Mae’s lullaby Shtick became like an open shop door with inviting window dressing – very approachable. And a CD of lullabies is easy to buy as a gift. Now Mae’s hired an agent who’s taking the CD to gift fairs. One can easily guess what’s going to happen to her sales figures.

Then Mae told me about Pete Huttlinger. Pete is a singer-songwriter who’s also a fly fisherman. He’d go to rivers to fish, then he’d sit on the bank and write songs. Where’d Pete sell his CDs? At fly fishing conventions. He put fishing lures on the cover of his first CD, titled “Catch and Release.” Pete entered a world where he was a proverbial big fish in a small pond – one of very few songwriters marketing directly to fisherman. It paid off. Suddenly, an audience that normally doesn’t buy music did. Pete had built himself a market. Have a look at Pete’s website to see how he’s built his career since.

“The closer you are to just a singer-songwriter,” Mae said, “the harder it’s going to be.”

She’s right. What makes you unique, and how can you capitalize on who you are in order to be noticed? What makes your favorite songwriters stand out? What do they have to teach you about Shtick? If nothing makes you stand out from the crowd, odds are good that you’re going to remain part of the crowd for a long time. If you’d like to be a successful musician, working your Shtick is inevitable.

Grab a pen, and let’s start now. Write down ten words that describe who you are. They could be as complex as “neurotic” or “pessimistic,” or as simple as “funny” or “nerdy.” Don’t laugh – the nerdy Shtick has made millions for Moby. Find the words that really describe you. Ten of ‘em. Keep digging until you find ten, or more.

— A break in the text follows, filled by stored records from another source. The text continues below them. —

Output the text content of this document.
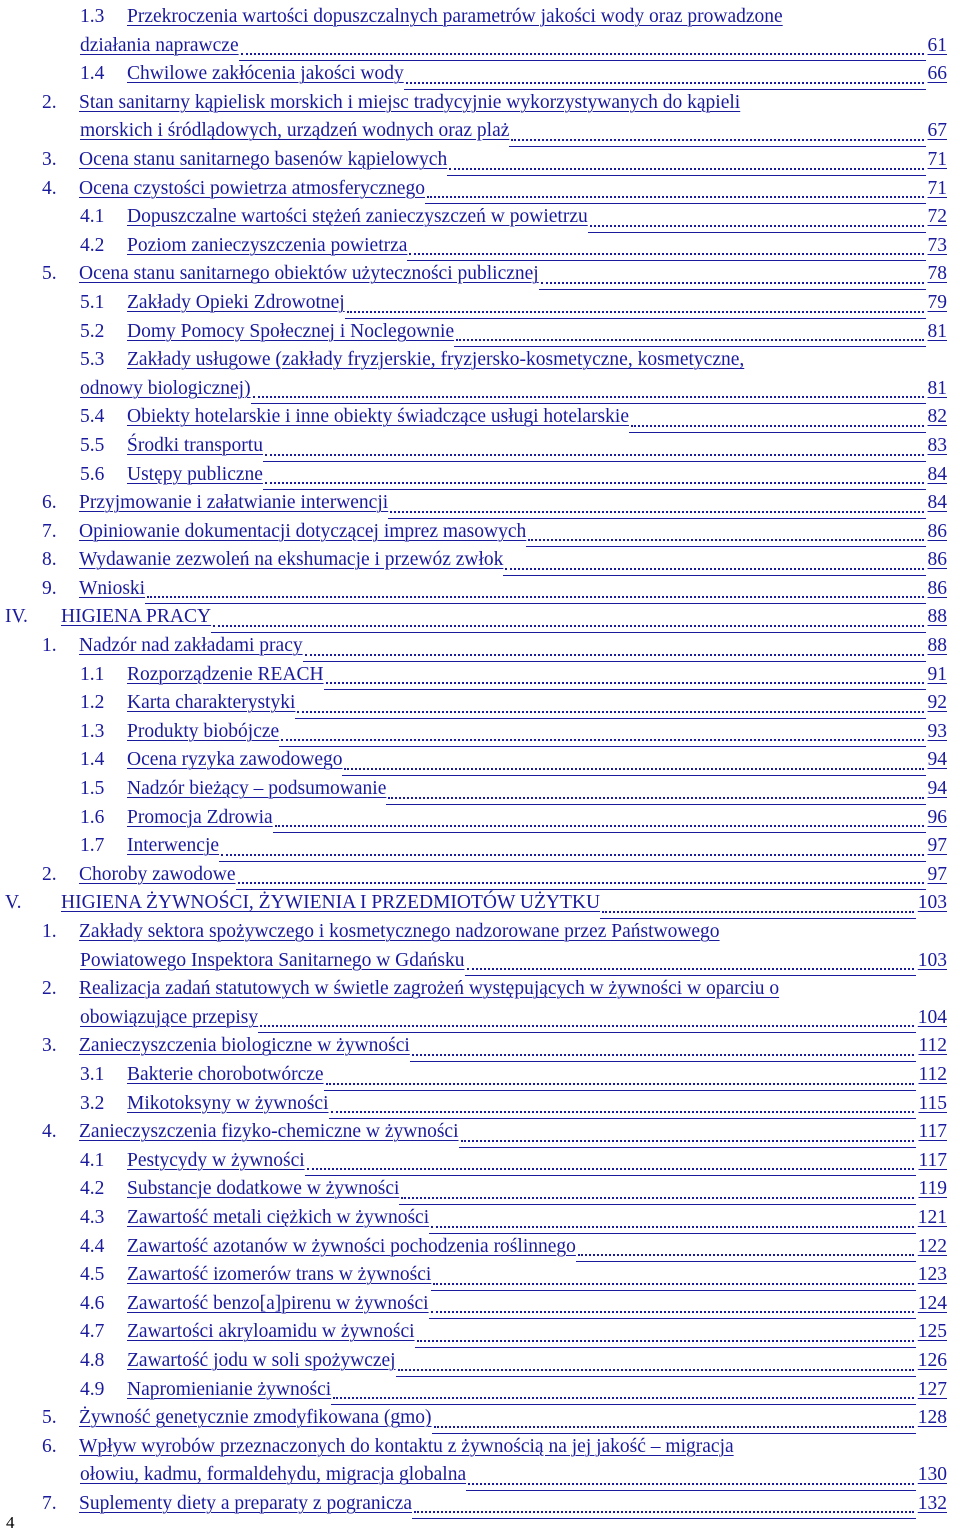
1.3 Przekroczenia wartości dopuszczalnych parametrów jakości wody oraz prowadzone
działania naprawcze	61
1.4 Chwilowe zakłócenia jakości wody	66
2. Stan sanitarny kąpielisk morskich i miejsc tradycyjnie wykorzystywanych do kąpieli
morskich i śródlądowych, urządzeń wodnych oraz plaż	67
3. Ocena stanu sanitarnego basenów kąpielowych	71
4. Ocena czystości powietrza atmosferycznego	71
4.1 Dopuszczalne wartości stężeń zanieczyszczeń w powietrzu	72
4.2 Poziom zanieczyszczenia powietrza	73
5. Ocena stanu sanitarnego obiektów użyteczności publicznej	78
5.1 Zakłady Opieki Zdrowotnej	79
5.2 Domy Pomocy Społecznej i Noclegownie	81
5.3 Zakłady usługowe (zakłady fryzjerskie, fryzjersko-kosmetyczne, kosmetyczne,
odnowy biologicznej)	81
5.4 Obiekty hotelarskie i inne obiekty świadczące usługi hotelarskie	82
5.5 Środki transportu	83
5.6 Ustępy publiczne	84
6. Przyjmowanie i załatwianie interwencji	84
7. Opiniowanie dokumentacji dotyczącej imprez masowych	86
8. Wydawanie zezwoleń na ekshumacje i przewóz zwłok	86
9. Wnioski	86
IV. HIGIENA PRACY	88
1. Nadzór nad zakładami pracy	88
1.1 Rozporządzenie REACH	91
1.2 Karta charakterystyki	92
1.3 Produkty biobójcze	93
1.4 Ocena ryzyka zawodowego	94
1.5 Nadzór bieżący – podsumowanie	94
1.6 Promocja Zdrowia	96
1.7 Interwencje	97
2. Choroby zawodowe	97
V. HIGIENA ŻYWNOŚCI, ŻYWIENIA I PRZEDMIOTÓW UŻYTKU	103
1. Zakłady sektora spożywczego i kosmetycznego nadzorowane przez Państwowego
Powiatowego Inspektora Sanitarnego w Gdańsku	103
2. Realizacja zadań statutowych w świetle zagrożeń występujących w żywności w oparciu o
obowiązujące przepisy	104
3. Zanieczyszczenia biologiczne w żywności	112
3.1 Bakterie chorobotwórcze	112
3.2 Mikotoksyny w żywności	115
4. Zanieczyszczenia fizyko-chemiczne w żywności	117
4.1 Pestycydy w żywności	117
4.2 Substancje dodatkowe w żywności	119
4.3 Zawartość metali ciężkich w żywności	121
4.4 Zawartość azotanów w żywności pochodzenia roślinnego	122
4.5 Zawartość izomerów trans w żywności	123
4.6 Zawartość benzo[a]pirenu w żywności	124
4.7 Zawartości akryloamidu w żywności	125
4.8 Zawartość jodu w soli spożywczej	126
4.9 Napromienianie żywności	127
5. Żywność genetycznie zmodyfikowana (gmo)	128
6. Wpływ wyrobów przeznaczonych do kontaktu z żywnością na jej jakość – migracja
ołowiu, kadmu, formaldehydu, migracja globalna	130
7. Suplementy diety a preparaty z pogranicza	132
4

Next, think of your ten favorite performers and figure out why you like them. Can you boil it down to a few specific things? You might like Josh Groban for his voice, or Jack Johnson for his mellow laid back style. You might like Ani DiFranco for her passionate independence or Christine Lavin for her honesty and humor.

Now compare your lists – what on your first list looks like it could go on the second? If you’re funny, maybe that’s the thing you want to be – like Jack Black. Maybe you’re a percussive open tuning partial capo player like Willy Porter. Maybe you’re a poet like Jewel or a storyteller like Dave Carter. Something makes you different, and that’s probably the side of you that you want to show most often.